3 of 4 SEALs injured in S. Sudan to be transferred
Navy Times | 2013-12-24 11:34

In this photo taken Wednesday, soldiers of the East Africa Response Force depart from a U.S. Air Force C-130 Hercules in Juba, South Sudan, to support an ordered departure of personnel from the city.

Three of the four U.S. troops injured Saturday when their CV-22 Ospreys were hit with small-arms fire in South Sudan are expected to be transferred Monday to Landstuhl Regional Medical Center in Germany, a Pentagon spokesman said.

Army Col. Steve Warren said all four service members received gunshot wounds to their lower extremities.

The wounded were initially treated by U.S. critical care air transport teams in Nairobi, Kenya, Warren said Monday. One is not yet prepared to make the trip to Germany but will be transferred when his condition improves, Warren said.

A senior Defense Department official, speaking on background, said the wounded service members are in the Navy, but could not say if they were special operations troops. The Associated Press, however, is reporting all four of the injured troops are Navy SEALS.

Three CV-22s, the Air Force Special Operations variant of the tilt-rotor aircraft, were hit with small-arms fire while approaching a site to evacuate U.S.

personnel in the South Sudanese capital of Bor. The aircraft aborted their mission and diverted to an airfield outside the country, the Pentagon said.

The State Department said Sunday that four chartered flights and five military aircraft were able to evacuate about 380 U.S. officials and more than 300 citizens of other countries to Nairobi and other countries.

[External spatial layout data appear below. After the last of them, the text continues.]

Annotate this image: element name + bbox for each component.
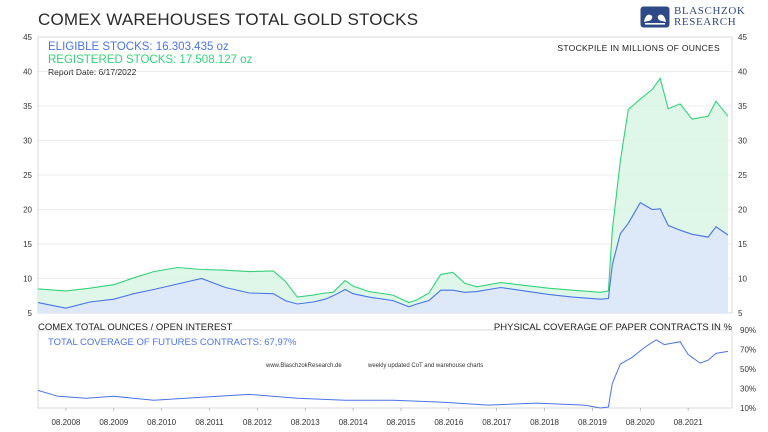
y-tick-label-left: 30 bbox=[23, 137, 32, 146]
lower-plot bbox=[37, 329, 733, 409]
x-tick-label: 08.2008 bbox=[51, 418, 80, 427]
unit-note: STOCKPILE IN MILLIONS OF OUNCES bbox=[557, 43, 720, 53]
x-tick-label: 08.2018 bbox=[530, 418, 559, 427]
coverage-tick-label: 30% bbox=[740, 385, 756, 394]
x-tick-label: 08.2016 bbox=[434, 418, 463, 427]
x-tick-label: 08.2009 bbox=[99, 418, 128, 427]
y-tick-label-right: 45 bbox=[738, 33, 747, 42]
footer-site: www.BlaschzokResearch.de bbox=[266, 363, 342, 369]
x-tick-label: 08.2015 bbox=[386, 418, 415, 427]
footer-note: weekly updated CoT and warehouse charts bbox=[368, 363, 484, 369]
y-tick-label-left: 10 bbox=[23, 275, 32, 284]
lower-y-axis-right: 10% 30% 50% 70% 90% bbox=[740, 326, 756, 413]
bull-bear-logo-icon bbox=[640, 6, 670, 28]
brand-name: BLASCHZOK RESEARCH bbox=[674, 6, 745, 28]
lower-panel-title: COMEX TOTAL OUNCES / OPEN INTEREST bbox=[38, 322, 233, 333]
series-registered-line bbox=[37, 77, 729, 304]
x-tick-label: 08.2010 bbox=[147, 418, 176, 427]
y-tick-label-right: 40 bbox=[738, 68, 747, 77]
x-tick-label: 08.2014 bbox=[339, 418, 368, 427]
coverage-tick-label: 90% bbox=[740, 326, 756, 335]
x-tick-label: 08.2021 bbox=[674, 418, 703, 427]
brand-logo: BLASCHZOK RESEARCH bbox=[640, 6, 745, 28]
y-tick-label-right: 15 bbox=[738, 240, 747, 249]
y-tick-label-left: 40 bbox=[23, 68, 32, 77]
x-tick-label: 08.2011 bbox=[195, 418, 224, 427]
x-tick-label: 08.2017 bbox=[482, 418, 511, 427]
upper-plot bbox=[37, 77, 729, 314]
coverage-tick-label: 50% bbox=[740, 365, 756, 374]
y-tick-label-right: 20 bbox=[738, 206, 747, 215]
y-tick-label-right: 5 bbox=[738, 309, 743, 318]
y-tick-label-right: 25 bbox=[738, 171, 747, 180]
x-tick-label: 08.2019 bbox=[578, 418, 607, 427]
series-coverage-line bbox=[37, 339, 729, 409]
legend-registered: REGISTERED STOCKS: 17.508.127 oz bbox=[48, 53, 253, 66]
upper-y-axis-left: 5 10 15 20 25 30 35 40 45 bbox=[23, 33, 32, 318]
y-tick-label-left: 45 bbox=[23, 33, 32, 42]
lower-plot-frame bbox=[37, 329, 733, 409]
chart-title: COMEX WAREHOUSES TOTAL GOLD STOCKS bbox=[38, 10, 419, 29]
y-tick-label-left: 35 bbox=[23, 102, 32, 111]
x-axis: 08.2008 08.2009 08.2010 08.2011 08.2012 08.20… bbox=[51, 408, 703, 427]
coverage-tick-label: 70% bbox=[740, 346, 756, 355]
y-tick-label-right: 35 bbox=[738, 102, 747, 111]
x-tick-label: 08.2020 bbox=[626, 418, 655, 427]
brand-line-2: RESEARCH bbox=[674, 16, 737, 28]
upper-y-axis-right: 5 10 15 20 25 30 35 40 45 bbox=[738, 33, 747, 318]
y-tick-label-left: 25 bbox=[23, 171, 32, 180]
y-tick-label-left: 20 bbox=[23, 206, 32, 215]
report-date: Report Date: 6/17/2022 bbox=[48, 67, 137, 77]
x-tick-label: 08.2013 bbox=[291, 418, 320, 427]
legend: ELIGIBLE STOCKS: 16.303.435 oz REGISTERE… bbox=[48, 41, 252, 79]
series-eligible-line bbox=[37, 201, 729, 309]
coverage-label: TOTAL COVERAGE OF FUTURES CONTRACTS: 67,… bbox=[48, 337, 297, 348]
y-tick-label-left: 5 bbox=[28, 309, 33, 318]
x-tick-label: 08.2012 bbox=[243, 418, 272, 427]
coverage-tick-label: 10% bbox=[740, 404, 756, 413]
brand-line-1: BLASCHZOK bbox=[674, 5, 746, 17]
y-tick-label-left: 15 bbox=[23, 240, 32, 249]
legend-eligible: ELIGIBLE STOCKS: 16.303.435 oz bbox=[48, 41, 229, 53]
series-eligible-area bbox=[38, 202, 728, 313]
lower-panel-unit: PHYSICAL COVERAGE OF PAPER CONTRACTS IN … bbox=[493, 322, 732, 333]
y-tick-label-right: 10 bbox=[738, 275, 747, 284]
y-tick-label-right: 30 bbox=[738, 137, 747, 146]
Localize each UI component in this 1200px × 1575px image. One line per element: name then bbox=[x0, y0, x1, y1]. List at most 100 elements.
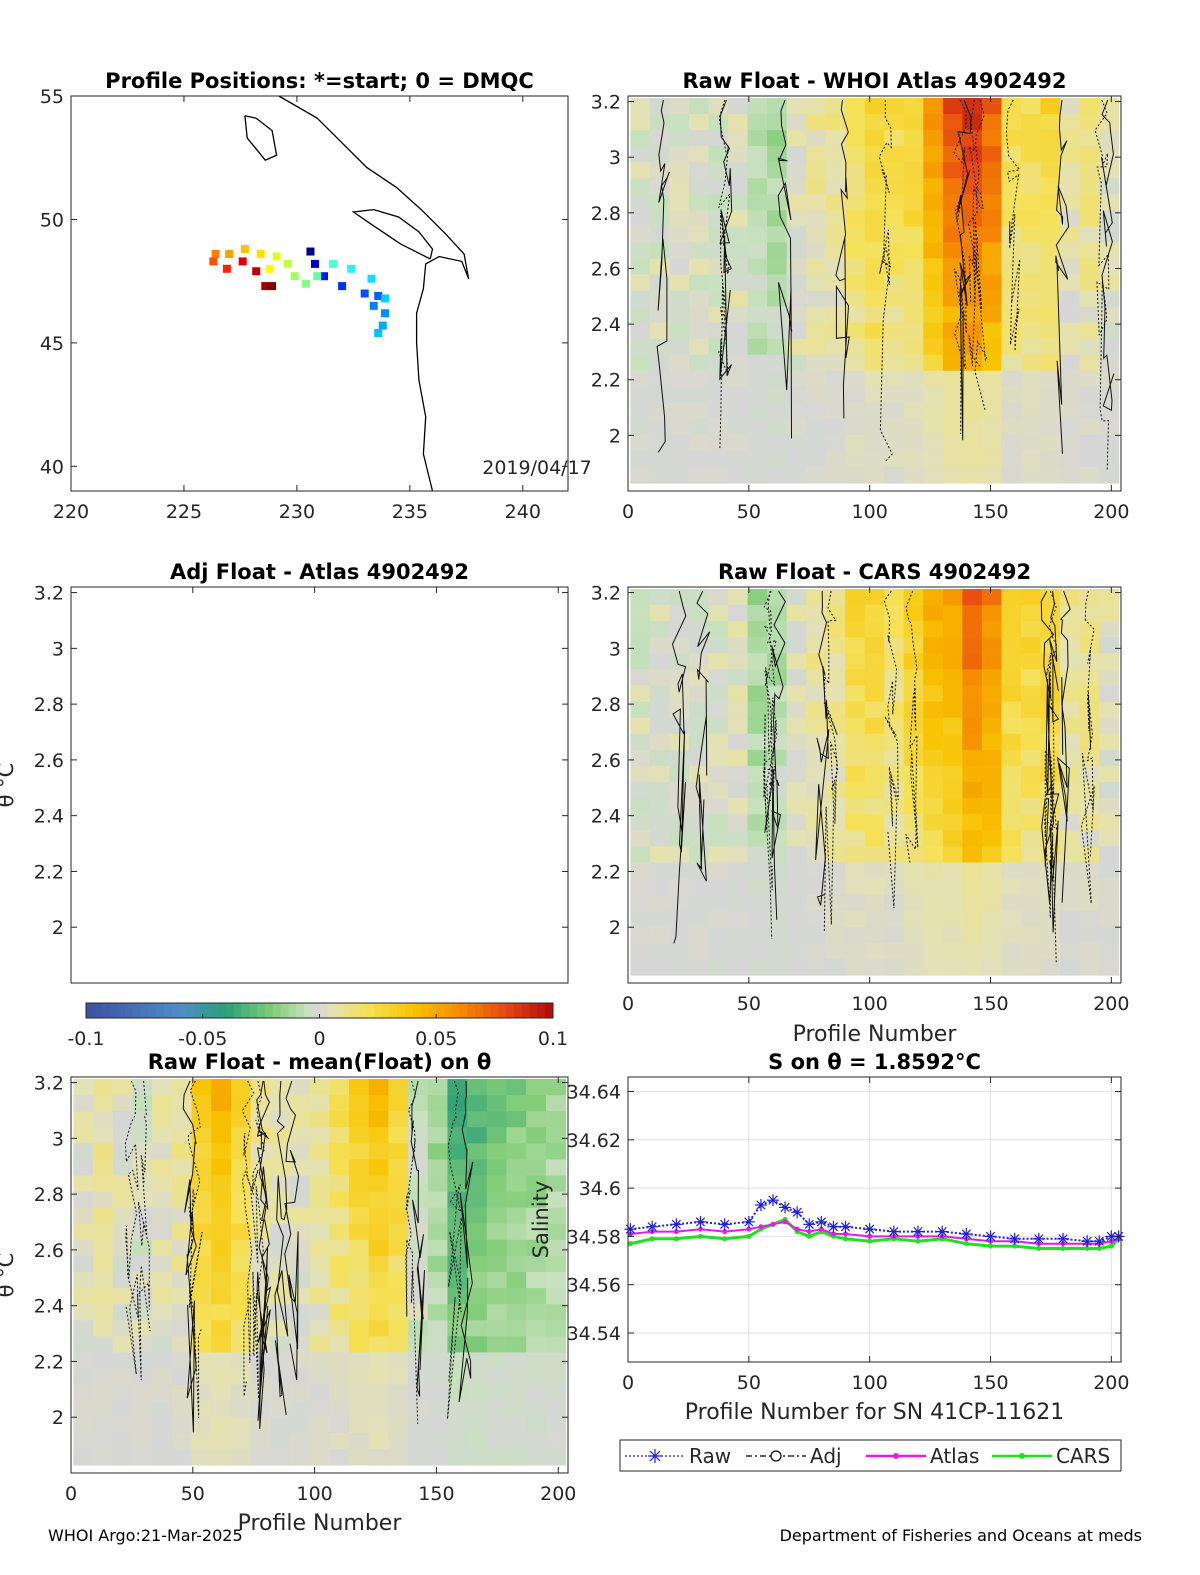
heat-cell bbox=[93, 1239, 114, 1257]
heat-cell bbox=[211, 1111, 232, 1128]
ytick-label-adj_atlas: 2.4 bbox=[34, 806, 64, 828]
heat-cell bbox=[630, 798, 651, 815]
heat-cell bbox=[427, 1207, 449, 1225]
heat-cell bbox=[211, 1336, 232, 1354]
heat-cell bbox=[630, 749, 651, 767]
heat-cell bbox=[669, 685, 690, 703]
heat-cell bbox=[1020, 782, 1042, 799]
heat-cell bbox=[1020, 910, 1042, 928]
heat-cell bbox=[864, 402, 885, 420]
heat-cell bbox=[289, 1095, 311, 1112]
heat-cell bbox=[669, 162, 690, 179]
heat-cell bbox=[388, 1272, 409, 1289]
heat-cell bbox=[630, 846, 651, 864]
legend-marker-raw bbox=[649, 1450, 661, 1462]
heat-cell bbox=[309, 1079, 330, 1096]
heat-cell bbox=[1040, 146, 1061, 163]
track-point bbox=[252, 267, 261, 276]
heat-cell bbox=[368, 1304, 389, 1321]
heat-cell bbox=[1099, 798, 1120, 815]
heat-cell bbox=[289, 1079, 311, 1096]
heat-cell bbox=[669, 178, 690, 195]
heat-cell bbox=[747, 306, 768, 324]
heat-cell bbox=[73, 1159, 94, 1177]
heat-cell bbox=[1079, 386, 1100, 404]
heat-cell bbox=[368, 1416, 389, 1434]
heat-cell bbox=[825, 878, 846, 896]
heat-cell bbox=[962, 701, 983, 719]
heat-cell bbox=[923, 418, 944, 436]
heat-cell bbox=[708, 637, 729, 654]
heat-cell bbox=[981, 466, 1003, 484]
heat-cell bbox=[486, 1304, 508, 1321]
heat-cell bbox=[329, 1400, 350, 1418]
heat-cell bbox=[408, 1159, 429, 1177]
contour-line bbox=[405, 1080, 419, 1424]
heat-cell bbox=[688, 830, 710, 847]
heat-cell bbox=[1001, 830, 1022, 847]
heat-cell bbox=[1001, 466, 1022, 484]
heat-cell bbox=[825, 370, 846, 388]
heat-cell bbox=[903, 258, 924, 276]
heat-cell bbox=[211, 1272, 232, 1289]
heat-cell bbox=[845, 98, 866, 115]
heat-cell bbox=[388, 1336, 409, 1354]
contour-line bbox=[815, 590, 830, 906]
heat-cell bbox=[962, 926, 983, 944]
ytick-label-salinity: 34.64 bbox=[567, 1081, 621, 1103]
heat-cell bbox=[923, 701, 944, 719]
heat-cell bbox=[903, 338, 924, 356]
heat-cell bbox=[368, 1448, 389, 1466]
heat-cell bbox=[152, 1304, 173, 1321]
heat-cell bbox=[93, 1432, 114, 1450]
heat-cell bbox=[630, 621, 651, 638]
heat-cell bbox=[506, 1368, 527, 1386]
heat-cell bbox=[747, 701, 768, 719]
ytick-label-raw_atlas: 2.8 bbox=[591, 203, 621, 225]
heat-cell bbox=[708, 162, 729, 179]
heat-cell bbox=[368, 1127, 389, 1144]
heat-cell bbox=[864, 621, 885, 638]
heat-cell bbox=[349, 1272, 370, 1289]
contour-line bbox=[284, 1080, 300, 1381]
heat-cell bbox=[630, 653, 651, 671]
heat-cell bbox=[1001, 242, 1022, 260]
track-point bbox=[268, 282, 277, 291]
heat-cell bbox=[728, 418, 749, 436]
heat-cell bbox=[806, 733, 827, 751]
heat-cell bbox=[270, 1400, 291, 1418]
heat-cell bbox=[708, 354, 729, 372]
heat-cell bbox=[923, 878, 944, 896]
heat-cell bbox=[864, 146, 885, 163]
heat-cell bbox=[728, 878, 749, 896]
heat-cell bbox=[747, 386, 768, 404]
heat-cell bbox=[1020, 130, 1042, 147]
contour-line bbox=[1056, 590, 1071, 903]
heat-cell bbox=[806, 418, 827, 436]
heat-cell bbox=[230, 1239, 252, 1257]
track-point bbox=[265, 264, 274, 273]
heat-cell bbox=[708, 466, 729, 484]
heat-cell bbox=[962, 194, 983, 211]
colorbar-segment bbox=[202, 1003, 212, 1018]
plot-area-salinity bbox=[628, 1077, 1121, 1362]
heat-cell bbox=[728, 290, 749, 308]
heat-cell bbox=[884, 862, 905, 880]
heat-cell bbox=[1099, 146, 1120, 163]
heat-cell bbox=[1020, 942, 1042, 960]
heat-cell bbox=[191, 1255, 212, 1273]
heat-cell bbox=[1079, 162, 1100, 179]
heat-cell bbox=[649, 258, 671, 276]
heat-cell bbox=[447, 1432, 468, 1450]
heat-cell bbox=[1099, 717, 1120, 735]
raw-marker-stroke bbox=[647, 1222, 657, 1232]
heat-cell bbox=[845, 958, 866, 976]
heat-cell bbox=[1079, 258, 1100, 276]
contour-line bbox=[656, 99, 670, 453]
track-point bbox=[290, 272, 299, 281]
heat-cell bbox=[427, 1384, 449, 1402]
heat-cell bbox=[93, 1095, 114, 1112]
heat-cell bbox=[942, 226, 963, 243]
heat-cell bbox=[864, 370, 885, 388]
heat-cell bbox=[981, 322, 1003, 340]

The military and renegade troops have been clashing in South Sudan, with Bor and the state of Jonglei the site of the nation’s worst violence.

About 45 soldiers from the East Africa Response Force, based on Camp Lemonnier, Djibouti, were sent to South Sudan on Wednesday to help secure U.S. personnel and facilities, the senior defense official said. They are expected to remain until they are “no longer needed,” the official said.

The soldiers are believed to be from 2nd Brigade Combat Team, 1st Infantry Division, which is regionally aligned with U.S. Africa Command.

Warren said AFRICOM is “reposturing” its forces in the region to respond to more calls for help from the State Department.

This includes, at the direction of Army Gen. David Rodriguez, commanding general of AFRICOM, moving elements from the Special-Purpose Marine Air-Ground Task Force Crisis Response from Moron, Spain, to Camp Lemonnier.

President Obama in a Sunday letter to Congress said that he may take further action to ensure the security of U.S. personnel in South Sudan.